The diagnosis is the same, a fallenness of Dasein (of ‘Being-There’); force-fitting a certain idea of development that excludes and alienates a large swathe of people, and does not account for the sensitive environmental balance underlying any human habitation. One cannot wish away people who do not fit in the plan, or pour concrete over the terrain and expect it to remain a ‘garden city’.


They have to stop being at war with themselves, or their Being-in-the-world (Dasein). It starts by alleviating the unnecessary competitive burden of capitalist competition, and focusing on the existential condition of how liveable and inspiring the city is.


Academics lament in conferences that modern cities today do not inspire poetry as they used to, they do not “move us anymore”, it’s all just soulless concrete and glass buildings[9]. Articles repeatedly reiterating Bangalore’s declining basic infrastructure (like this one), its vanishing lake-bed systems, environmental decline, its lack of public spaces, and so on. All because the focus is not on liveability and aesthetics, but on functionality.

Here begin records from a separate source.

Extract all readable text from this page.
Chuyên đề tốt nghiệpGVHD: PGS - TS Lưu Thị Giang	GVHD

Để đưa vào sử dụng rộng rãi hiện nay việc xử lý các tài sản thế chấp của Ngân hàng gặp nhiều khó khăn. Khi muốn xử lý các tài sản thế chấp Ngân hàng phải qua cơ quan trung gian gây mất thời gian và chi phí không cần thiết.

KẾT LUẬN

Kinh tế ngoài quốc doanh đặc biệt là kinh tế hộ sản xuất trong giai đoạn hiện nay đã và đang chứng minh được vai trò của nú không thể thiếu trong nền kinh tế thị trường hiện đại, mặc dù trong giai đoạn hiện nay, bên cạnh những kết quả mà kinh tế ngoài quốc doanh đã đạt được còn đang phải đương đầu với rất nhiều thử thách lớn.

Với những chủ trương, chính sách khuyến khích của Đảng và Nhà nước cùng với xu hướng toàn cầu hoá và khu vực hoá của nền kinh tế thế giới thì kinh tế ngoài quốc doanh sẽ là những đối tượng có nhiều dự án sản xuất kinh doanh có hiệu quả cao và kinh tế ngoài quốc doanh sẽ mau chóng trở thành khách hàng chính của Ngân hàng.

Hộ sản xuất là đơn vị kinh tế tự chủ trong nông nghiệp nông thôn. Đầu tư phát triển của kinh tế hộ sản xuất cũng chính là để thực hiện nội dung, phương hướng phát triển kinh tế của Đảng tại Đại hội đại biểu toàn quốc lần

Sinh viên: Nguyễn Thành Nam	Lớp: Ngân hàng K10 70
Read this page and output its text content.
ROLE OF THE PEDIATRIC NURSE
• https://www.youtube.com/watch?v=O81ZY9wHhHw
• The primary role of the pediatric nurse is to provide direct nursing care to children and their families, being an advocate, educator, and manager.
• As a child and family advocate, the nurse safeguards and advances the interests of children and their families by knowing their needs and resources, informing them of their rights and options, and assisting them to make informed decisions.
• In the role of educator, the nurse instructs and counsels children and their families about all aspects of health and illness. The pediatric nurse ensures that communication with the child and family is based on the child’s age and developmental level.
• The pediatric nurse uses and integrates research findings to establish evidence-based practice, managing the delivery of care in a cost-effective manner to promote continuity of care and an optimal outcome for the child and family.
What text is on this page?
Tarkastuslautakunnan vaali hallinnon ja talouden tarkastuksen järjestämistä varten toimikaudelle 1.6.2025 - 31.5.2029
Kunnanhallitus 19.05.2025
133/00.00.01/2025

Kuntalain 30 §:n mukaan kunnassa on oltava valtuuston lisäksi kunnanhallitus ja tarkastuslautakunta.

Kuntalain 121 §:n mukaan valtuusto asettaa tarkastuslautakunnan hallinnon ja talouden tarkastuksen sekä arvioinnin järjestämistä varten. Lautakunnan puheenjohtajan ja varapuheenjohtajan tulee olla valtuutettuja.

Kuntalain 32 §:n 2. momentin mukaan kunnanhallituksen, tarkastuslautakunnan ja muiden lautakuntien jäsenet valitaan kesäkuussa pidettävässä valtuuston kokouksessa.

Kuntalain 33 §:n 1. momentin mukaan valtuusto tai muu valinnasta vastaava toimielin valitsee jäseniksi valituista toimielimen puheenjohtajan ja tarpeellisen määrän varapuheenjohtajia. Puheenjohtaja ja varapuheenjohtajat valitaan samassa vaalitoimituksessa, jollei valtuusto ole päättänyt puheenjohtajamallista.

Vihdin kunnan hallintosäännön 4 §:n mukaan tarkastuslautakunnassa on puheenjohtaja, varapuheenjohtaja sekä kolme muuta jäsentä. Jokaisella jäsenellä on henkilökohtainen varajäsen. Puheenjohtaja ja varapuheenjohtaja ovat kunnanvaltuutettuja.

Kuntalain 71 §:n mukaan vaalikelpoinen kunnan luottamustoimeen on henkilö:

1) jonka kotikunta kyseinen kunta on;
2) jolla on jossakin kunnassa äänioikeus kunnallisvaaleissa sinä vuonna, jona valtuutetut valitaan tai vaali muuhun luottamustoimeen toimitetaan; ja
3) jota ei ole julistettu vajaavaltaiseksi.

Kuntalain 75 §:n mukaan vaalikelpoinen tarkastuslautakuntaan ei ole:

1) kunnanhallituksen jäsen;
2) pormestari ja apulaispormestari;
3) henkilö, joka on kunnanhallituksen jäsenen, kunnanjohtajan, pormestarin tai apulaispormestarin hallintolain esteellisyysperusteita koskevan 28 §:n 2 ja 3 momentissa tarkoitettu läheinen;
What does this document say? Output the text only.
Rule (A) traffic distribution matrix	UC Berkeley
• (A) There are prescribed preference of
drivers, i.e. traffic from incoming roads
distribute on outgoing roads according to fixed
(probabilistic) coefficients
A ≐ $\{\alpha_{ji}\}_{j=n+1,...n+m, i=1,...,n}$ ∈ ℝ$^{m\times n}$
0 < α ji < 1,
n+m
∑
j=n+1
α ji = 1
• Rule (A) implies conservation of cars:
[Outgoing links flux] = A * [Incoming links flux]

If They won’t focus on liveability, the city will slowly turn unliveable. It sounds like a six-year-old’s logic because it is – that simple. Approaching urbanism with an existentialist lens is a paradigm shift that has to happen sooner or later. Best it happens before urban existence gets bleaker.




Reference


[1] See pg. 651 (in.) McFarlane, C. (2011). The city as assemblage: Dwelling and urban space. Environment and Planning D: Society and Space, 29(4), 649–671. https://doi.org/10.1068/d4710 [2] See pg. 99-100 (in.) Benjamin, S. (2010). Manufacturing Neoliberalism: Lifestyling Indian Urbanity. In S. B. Guha (Ed.), Accumulation by Dispossession: Transformative Cities in the New Global Order (pp. 92–124). essay, Sage Publications. [3] The Promise of a Metropolis: Bangalore’s Twentieth Century (2005), Janaki Nair, page, 220. [4] See Pg. 1398 (in.) Ranganathan, M. (2018). Rule by difference: Empire, liberalism, and the legacies of urban “improvement.” Environment and Planning A: Economy and Space, 50(7), 1386–1406. https://doi.org/10.1177/0308518x18781851 [5] See pg. 108 (in.) Benjamin, S. (2010). Manufacturing Neoliberalism: Lifestyling Indian Urbanity. In S. B. Guha (Ed.), Accumulation by Dispossession: Transformative Cities in the New Global Order (pp. 92–124). essay, Sage Publications. [6] Basu, I. (2019). Elite discourse coalitions and the governance of ‘smart spaces’: Politics, power and Privilege in India's Smart Cities Mission. Political Geography, Vol. 68, pp. 77–85. https://doi.org/10.1016/j.polgeo.2018.11.002 [7] See pg. 285 (in) Cullen, J., & Knox, P. (1982). The City, the Self and Urban Society. Transactions of the Institute of British Geographers, 7(3), 276–291. https://doi.org/10.2307/621991 [8] Krishna, A., Rains, E. & Wibbels, E. (2020) Negotiating Informality– Ambiguity, Intermediation, and a Patchwork of Outcomes in Slums of Bengaluru. The Journal of Development Studies, 56(11), 1983-1999, DOI: 10.1080/00220388.2020.1725483 [9] Senegala, M. (1999). ACSA International Conference. In La Città Nuova: Proceedings of the 1999 ACSA International Conference, 29 may-2 June 1999, Rome (pp. 257–263). Washington, DC; ACSA Press.